18. A composition according to any of claims 10 to 17, wherein the PUFA is present at from 0.000 lg to lOOg per kg of feed.

19. A composition according to any of claims 10 to 18, wherein the PUFA is present at from 0.0002 to 0.01 g/kg of feed.

20. A veterinary or pharmaceutical composition for treating coccidiosis comprising at least one PUFA.

21. A composition according to any of claims 9 to 20, wherein the PUFA is contained in an oil, a microbial (or single cell) oil or vegetable or marine oil.

22. A composition according to claim 21, wherein the oil comprises the PUFA at from 30 to 40%.

23. A composition according to claim 22 wherein the PUFA is in the form of a free fatty acid ester, salt, a phospholipid, or a mono-, di- or triglyceride.

24. A composition according to any of claims 9 to 23, wherein the PUFA is produced by a bacterial, fungus or yeast.

25. A composition according to claim 24, wherein the PUFA is produced by a fungus, optionally of the family Mucorales.

26. A composition according to claim 25, wherein the PUFA is produced by an organism from Mortierella.

27. A composition according to any of claims 9 to 26 which has coccidiostatic activity and/or is active against coccidia which are of the phylum Eimeria.

28. A composition according to claim 27 wherein the coccidia are of the sub-group Eimeriorina or of the family Eimeriidae Minchin.

29. A composition according to claim 27 or 28 wherein the coccidia are E. acerivulina, E. maxima or E. tenella.

30. An additive or premix composition for an animal feed composition, comprising a PUFA as coccidiostat.

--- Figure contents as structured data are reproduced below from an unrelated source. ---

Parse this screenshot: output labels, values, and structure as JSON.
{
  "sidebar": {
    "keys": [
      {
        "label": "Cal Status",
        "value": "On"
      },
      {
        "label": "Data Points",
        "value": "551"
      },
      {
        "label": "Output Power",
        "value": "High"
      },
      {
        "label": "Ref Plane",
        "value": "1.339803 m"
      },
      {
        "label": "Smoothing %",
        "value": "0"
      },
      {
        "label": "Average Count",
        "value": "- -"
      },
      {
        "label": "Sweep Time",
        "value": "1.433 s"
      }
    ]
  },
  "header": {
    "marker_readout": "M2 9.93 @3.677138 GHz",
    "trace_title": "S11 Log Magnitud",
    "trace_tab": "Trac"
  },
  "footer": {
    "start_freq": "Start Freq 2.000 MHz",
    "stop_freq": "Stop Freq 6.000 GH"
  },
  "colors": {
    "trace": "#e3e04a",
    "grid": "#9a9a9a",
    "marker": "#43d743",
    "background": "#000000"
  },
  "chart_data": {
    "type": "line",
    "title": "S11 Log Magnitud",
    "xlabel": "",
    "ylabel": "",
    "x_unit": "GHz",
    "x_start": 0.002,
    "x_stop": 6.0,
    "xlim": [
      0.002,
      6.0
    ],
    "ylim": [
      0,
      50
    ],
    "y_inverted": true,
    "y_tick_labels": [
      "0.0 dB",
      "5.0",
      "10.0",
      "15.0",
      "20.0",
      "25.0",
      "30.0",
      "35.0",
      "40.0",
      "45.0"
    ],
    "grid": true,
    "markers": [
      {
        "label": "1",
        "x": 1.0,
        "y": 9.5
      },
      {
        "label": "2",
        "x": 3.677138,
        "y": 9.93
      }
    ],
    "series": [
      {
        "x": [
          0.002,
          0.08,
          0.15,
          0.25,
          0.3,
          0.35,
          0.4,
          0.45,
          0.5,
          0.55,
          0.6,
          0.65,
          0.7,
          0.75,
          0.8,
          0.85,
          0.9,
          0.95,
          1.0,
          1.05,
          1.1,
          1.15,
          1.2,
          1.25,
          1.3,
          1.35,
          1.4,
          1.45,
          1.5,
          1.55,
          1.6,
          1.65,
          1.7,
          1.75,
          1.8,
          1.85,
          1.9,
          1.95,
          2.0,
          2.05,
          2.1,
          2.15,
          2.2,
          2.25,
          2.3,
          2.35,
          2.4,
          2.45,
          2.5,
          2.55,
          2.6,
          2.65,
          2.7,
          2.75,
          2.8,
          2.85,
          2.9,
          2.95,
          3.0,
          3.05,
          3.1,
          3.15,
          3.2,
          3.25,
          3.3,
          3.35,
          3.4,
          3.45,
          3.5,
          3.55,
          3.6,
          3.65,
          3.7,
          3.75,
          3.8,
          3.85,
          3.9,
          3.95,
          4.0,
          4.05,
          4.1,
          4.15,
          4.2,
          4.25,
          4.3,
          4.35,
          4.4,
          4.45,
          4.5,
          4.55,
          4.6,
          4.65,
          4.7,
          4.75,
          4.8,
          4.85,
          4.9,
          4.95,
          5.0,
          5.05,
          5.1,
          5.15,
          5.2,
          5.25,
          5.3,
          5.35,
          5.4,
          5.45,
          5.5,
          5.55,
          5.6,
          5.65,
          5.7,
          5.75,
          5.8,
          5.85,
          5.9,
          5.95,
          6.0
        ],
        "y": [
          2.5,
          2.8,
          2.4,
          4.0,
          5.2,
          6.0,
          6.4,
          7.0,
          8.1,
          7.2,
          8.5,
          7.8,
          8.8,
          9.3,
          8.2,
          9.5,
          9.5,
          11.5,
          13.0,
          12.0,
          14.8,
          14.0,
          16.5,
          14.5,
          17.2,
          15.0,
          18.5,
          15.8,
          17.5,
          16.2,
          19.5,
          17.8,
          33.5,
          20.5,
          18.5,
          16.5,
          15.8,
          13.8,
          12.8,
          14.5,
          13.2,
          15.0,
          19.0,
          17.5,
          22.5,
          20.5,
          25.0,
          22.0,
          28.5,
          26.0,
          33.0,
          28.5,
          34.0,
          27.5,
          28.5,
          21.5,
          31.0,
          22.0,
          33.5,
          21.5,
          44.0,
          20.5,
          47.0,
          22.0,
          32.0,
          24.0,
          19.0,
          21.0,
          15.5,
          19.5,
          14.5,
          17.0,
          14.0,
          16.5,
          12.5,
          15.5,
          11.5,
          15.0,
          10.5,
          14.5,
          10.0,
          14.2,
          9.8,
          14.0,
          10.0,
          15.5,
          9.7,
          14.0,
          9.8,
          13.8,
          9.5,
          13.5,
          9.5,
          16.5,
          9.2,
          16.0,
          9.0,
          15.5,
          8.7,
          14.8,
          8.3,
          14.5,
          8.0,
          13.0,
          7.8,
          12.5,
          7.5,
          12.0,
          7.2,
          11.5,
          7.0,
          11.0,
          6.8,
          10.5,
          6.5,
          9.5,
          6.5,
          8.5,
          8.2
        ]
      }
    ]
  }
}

31. A composition according to claim 30, wherein the PUFA is present at from 1 to lOOg/kg of the composition.

32. A process for the preparation of an animal feed, the process comprising adding to an existing feed a PUFA as a coccidiostat.

33. A process for the preparation of an animal feed, the process comprising mixing an additive or premix composition as defined in claim 29 with one or more feed substituent(s) or ingredient(s) for an animal feed.